O ex-ministro, defensor do legado educacional da era Vargas, momento em que muitas das ideais do movimento da Escola Nova haviam sido efetivamente introduzidas no país, lutou para que essa imagem histórica não fosse destruída e usada como símbolo por adversários políticos.
Reapresentado dois anos depois, só foi aprovado pela Comissão de Educação e Cultura da Câmera Federal em novembro de 1956. Poucos dias antes, um discurso do padre e deputado Fonseca e Silva, de Goiás, desencadearia uma das maiores disputas educacionais do país. Ele investe contra o projeto e contra as figuras de Anísio Teixeira e de Almeida Júnior, acusando-os de serem contrários à oferta de ensino pelas escolas privadas religiosas. Para tanto, não se priva de associar o projeto e a figura do filósofo e educador americano John Dewey, inspiração intelectual de Teixeira, ao comunismo que estaria querendo apoderar-se da educação nacional. Versão mais antiga do mesmo estratagema utilizado em diversos outros momentos da história nacional.
Como é comum em disputas dessa ordem, vale menos o que o adversário diz do que a imagem que nele se quer pespegar. Assim, passou-se a bradar que os defensores do projeto queriam instituir o monopólio estatal na educação.

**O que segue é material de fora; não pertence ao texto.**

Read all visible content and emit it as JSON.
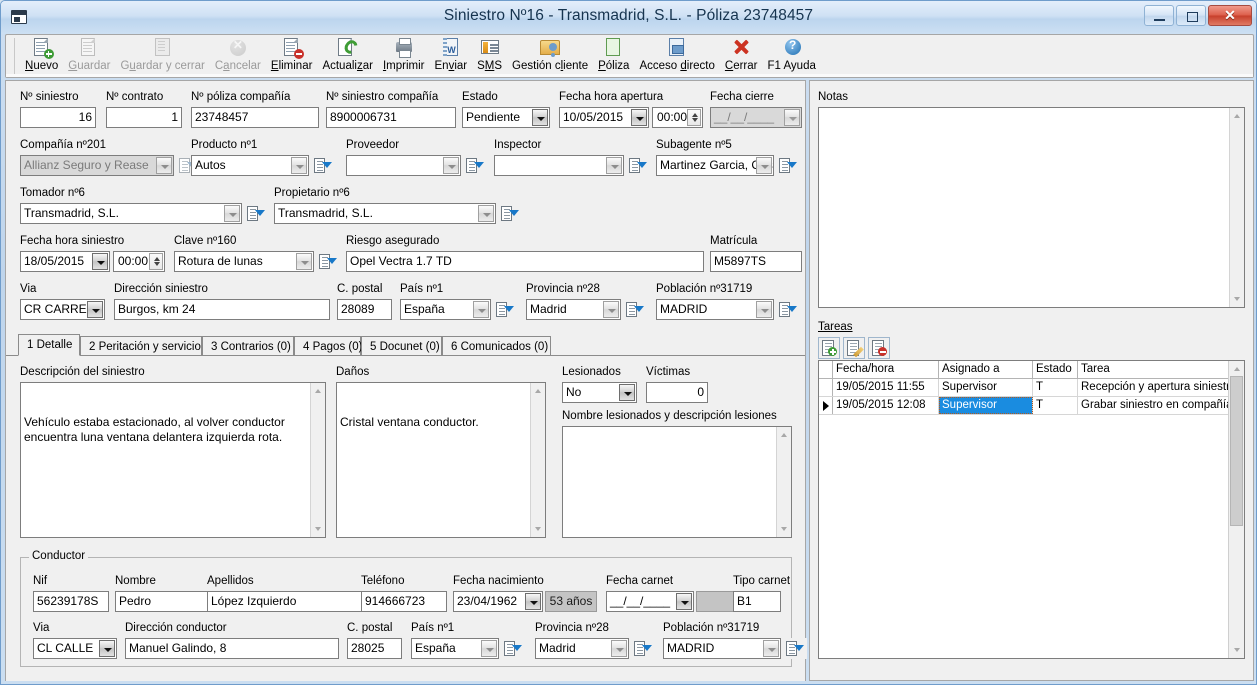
{
  "window": {
    "title": "Siniestro Nº16 - Transmadrid, S.L. - Póliza 23748457",
    "minimize_label": "",
    "maximize_label": "",
    "close_label": ""
  },
  "toolbar": [
    {
      "name": "nuevo",
      "label": "Nuevo",
      "icon": "new-document-icon",
      "disabled": false
    },
    {
      "name": "guardar",
      "label": "Guardar",
      "icon": "save-icon",
      "disabled": true
    },
    {
      "name": "guardar-cerrar",
      "label": "Guardar y cerrar",
      "icon": "save-and-close-icon",
      "disabled": true
    },
    {
      "name": "cancelar",
      "label": "Cancelar",
      "icon": "cancel-icon",
      "disabled": true
    },
    {
      "name": "eliminar",
      "label": "Eliminar",
      "icon": "delete-document-icon",
      "disabled": false
    },
    {
      "name": "actualizar",
      "label": "Actualizar",
      "icon": "refresh-icon",
      "disabled": false
    },
    {
      "name": "imprimir",
      "label": "Imprimir",
      "icon": "printer-icon",
      "disabled": false
    },
    {
      "name": "enviar",
      "label": "Enviar",
      "icon": "word-document-icon",
      "disabled": false
    },
    {
      "name": "sms",
      "label": "SMS",
      "icon": "sms-icon",
      "disabled": false
    },
    {
      "name": "gestion-cliente",
      "label": "Gestión cliente",
      "icon": "client-card-icon",
      "disabled": false
    },
    {
      "name": "poliza",
      "label": "Póliza",
      "icon": "policy-document-icon",
      "disabled": false
    },
    {
      "name": "acceso-directo",
      "label": "Acceso directo",
      "icon": "shortcut-icon",
      "disabled": false
    },
    {
      "name": "cerrar",
      "label": "Cerrar",
      "icon": "red-x-icon",
      "disabled": false
    },
    {
      "name": "ayuda",
      "label": "F1 Ayuda",
      "icon": "help-icon",
      "disabled": false
    }
  ],
  "form": {
    "n_siniestro": {
      "label": "Nº siniestro",
      "value": "16"
    },
    "n_contrato": {
      "label": "Nº contrato",
      "value": "1"
    },
    "n_poliza_compania": {
      "label": "Nº póliza compañía",
      "value": "23748457"
    },
    "n_siniestro_compania": {
      "label": "Nº siniestro compañía",
      "value": "8900006731"
    },
    "estado": {
      "label": "Estado",
      "value": "Pendiente"
    },
    "fecha_hora_apertura": {
      "label": "Fecha hora apertura",
      "value": "10/05/2015",
      "time": "00:00"
    },
    "fecha_cierre": {
      "label": "Fecha cierre",
      "value": "__/__/____"
    },
    "compania": {
      "label": "Compañía nº201",
      "value": "Allianz Seguro y Rease"
    },
    "producto": {
      "label": "Producto nº1",
      "value": "Autos"
    },
    "proveedor": {
      "label": "Proveedor",
      "value": ""
    },
    "inspector": {
      "label": "Inspector",
      "value": ""
    },
    "subagente": {
      "label": "Subagente nº5",
      "value": "Martinez Garcia, Cris"
    },
    "tomador": {
      "label": "Tomador nº6",
      "value": "Transmadrid, S.L."
    },
    "propietario": {
      "label": "Propietario nº6",
      "value": "Transmadrid, S.L."
    },
    "fecha_hora_siniestro": {
      "label": "Fecha hora siniestro",
      "value": "18/05/2015",
      "time": "00:00"
    },
    "clave": {
      "label": "Clave nº160",
      "value": "Rotura de lunas"
    },
    "riesgo_asegurado": {
      "label": "Riesgo asegurado",
      "value": "Opel Vectra 1.7 TD"
    },
    "matricula": {
      "label": "Matrícula",
      "value": "M5897TS"
    },
    "via": {
      "label": "Via",
      "value": "CR CARRE"
    },
    "direccion_siniestro": {
      "label": "Dirección siniestro",
      "value": "Burgos, km 24"
    },
    "c_postal": {
      "label": "C. postal",
      "value": "28089"
    },
    "pais": {
      "label": "País nº1",
      "value": "España"
    },
    "provincia": {
      "label": "Provincia nº28",
      "value": "Madrid"
    },
    "poblacion": {
      "label": "Población nº31719",
      "value": "MADRID"
    }
  },
  "tabs": [
    {
      "name": "detalle",
      "label": "1 Detalle",
      "active": true
    },
    {
      "name": "peritacion",
      "label": "2 Peritación y servicio",
      "active": false
    },
    {
      "name": "contrarios",
      "label": "3 Contrarios (0)",
      "active": false
    },
    {
      "name": "pagos",
      "label": "4 Pagos (0)",
      "active": false
    },
    {
      "name": "docunet",
      "label": "5 Docunet (0)",
      "active": false
    },
    {
      "name": "comunicados",
      "label": "6 Comunicados (0)",
      "active": false
    }
  ],
  "detalle": {
    "descripcion": {
      "label": "Descripción del siniestro",
      "value": "Vehículo estaba estacionado, al volver conductor encuentra luna ventana delantera izquierda rota."
    },
    "danos": {
      "label": "Daños",
      "value": "Cristal ventana conductor."
    },
    "lesionados": {
      "label": "Lesionados",
      "value": "No"
    },
    "victimas": {
      "label": "Víctimas",
      "value": "0"
    },
    "nombre_lesionados": {
      "label": "Nombre lesionados y descripción lesiones",
      "value": ""
    }
  },
  "conductor": {
    "title": "Conductor",
    "nif": {
      "label": "Nif",
      "value": "56239178S"
    },
    "nombre": {
      "label": "Nombre",
      "value": "Pedro"
    },
    "apellidos": {
      "label": "Apellidos",
      "value": "López Izquierdo"
    },
    "telefono": {
      "label": "Teléfono",
      "value": "914666723"
    },
    "fecha_nacimiento": {
      "label": "Fecha nacimiento",
      "value": "23/04/1962",
      "edad": "53 años"
    },
    "fecha_carnet": {
      "label": "Fecha carnet",
      "value": "__/__/____",
      "extra": ""
    },
    "tipo_carnet": {
      "label": "Tipo carnet",
      "value": "B1"
    },
    "via": {
      "label": "Via",
      "value": "CL CALLE"
    },
    "direccion": {
      "label": "Dirección conductor",
      "value": "Manuel Galindo, 8"
    },
    "c_postal": {
      "label": "C. postal",
      "value": "28025"
    },
    "pais": {
      "label": "País nº1",
      "value": "España"
    },
    "provincia": {
      "label": "Provincia nº28",
      "value": "Madrid"
    },
    "poblacion": {
      "label": "Población nº31719",
      "value": "MADRID"
    }
  },
  "notas": {
    "label": "Notas",
    "value": ""
  },
  "tareas": {
    "label": "Tareas",
    "buttons": [
      {
        "name": "nueva-tarea",
        "icon": "new-task-icon"
      },
      {
        "name": "editar-tarea",
        "icon": "edit-task-icon"
      },
      {
        "name": "eliminar-tarea",
        "icon": "delete-task-icon"
      }
    ],
    "columns": [
      "Fecha/hora",
      "Asignado a",
      "Estado",
      "Tarea"
    ],
    "rows": [
      {
        "current": false,
        "fecha": "19/05/2015 11:55",
        "asignado": "Supervisor",
        "estado": "T",
        "tarea": "Recepción y apertura siniestro",
        "selected": false
      },
      {
        "current": true,
        "fecha": "19/05/2015 12:08",
        "asignado": "Supervisor",
        "estado": "T",
        "tarea": "Grabar siniestro en compañía",
        "selected": true
      }
    ]
  },
  "colors": {
    "accent_blue": "#1a8ce0",
    "title_text": "#16344f",
    "panel_bg": "#f0f0f0",
    "close_red": "#c73f2b"
  }
}
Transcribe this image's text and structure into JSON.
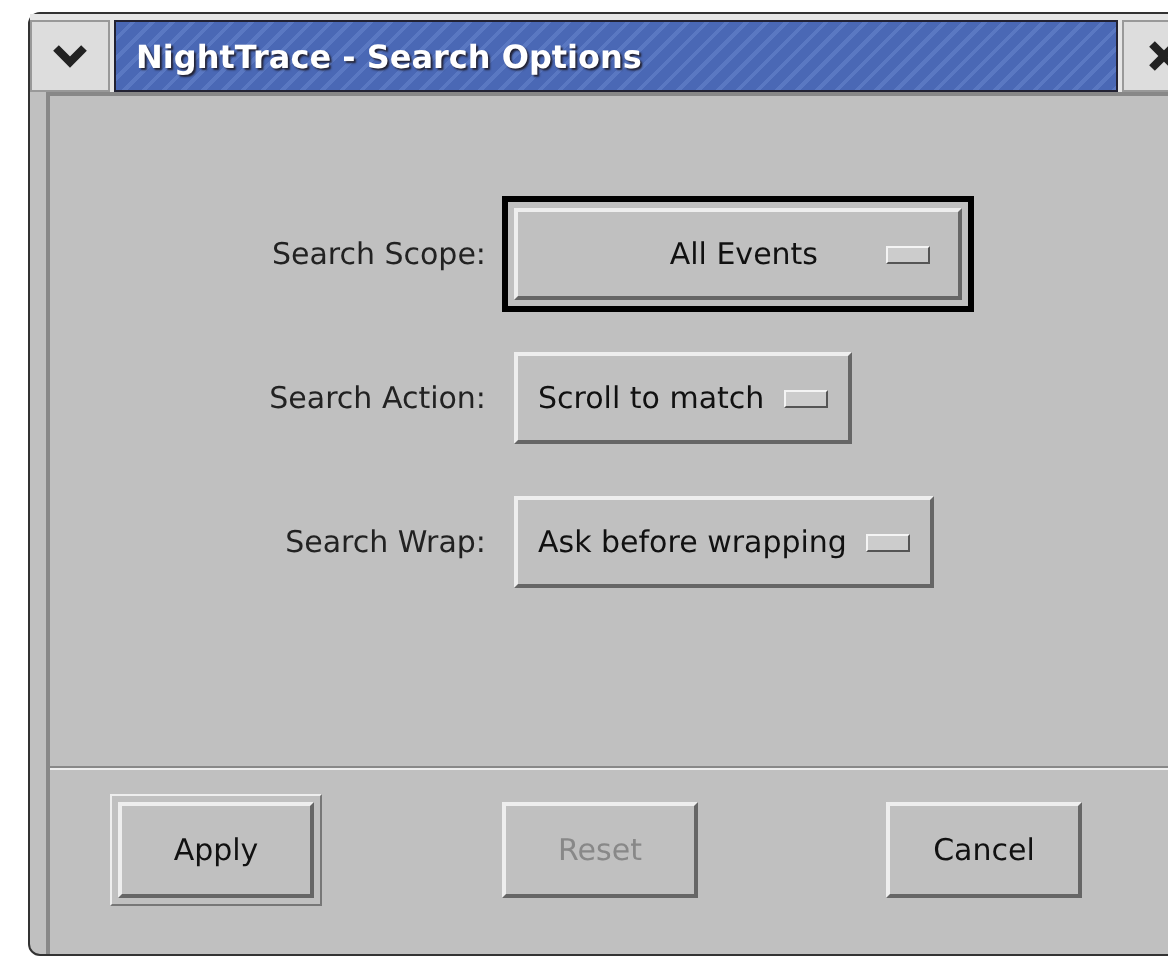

Com aspirações políticas maiores, o ex-comunista Carlos Lacerda aproveitou a oportunidade e, em novembro de 1958, apresentou um substitutivo ao projeto, seguido de outro em janeiro de 59, que ficariam conhecidos pelo nome de “Substitutivo Lacerda”.
Orador temido, Lacerda passou a propugnar a prevalência do “direito inalienável e imprescritível da família” de escolher a educação dos filhos, como relata o falecido professor da Faculdade de Educação da USP José Mário Pires Azanha em seu artigo “Roque Spencer Maciel de Barros, defensor da escola pública” (revista Educação e Pesquisa, 1999).
Um dos articuladores do movimento de defesa da escola pública, Barros ajudou a desconstruir o discurso de Lacerda, mostrando que, sob a fachada da visão liberal, havia mais oportunismo do que fundamento filosófico, como bem relatado no artigo de Azanha.
Assim, três grupos distintos, como identifica Saviani, juntaram-se para defender a oferta de educação pública: os “liberais-idealistas”, grupo que tinha como epicentro o jornal O Estado de S. Paulo, instituição-chave para a fundação da Universidade de São Paulo; os “liberais-pragmatistas”, os históricos educadores da Escola Nova (decisivos com a apresentação do manifesto “Mais uma vez convocados”, documento aglutinador apresentado por Fernando de Azevedo em 1959); e a corrente de “tendência socialista”, capitaneada pelo sociólogo Florestan Fernandes, também da USP.
Juntas, as correntes conseguiram aquela que talvez tenha sido, em proporção, a maior articulação social em defesa da escola pública. O texto final da LDB foi, afinal, um condensado possível entre a proposta inicial e os filtros interpostos pela representação do Congresso Nacional.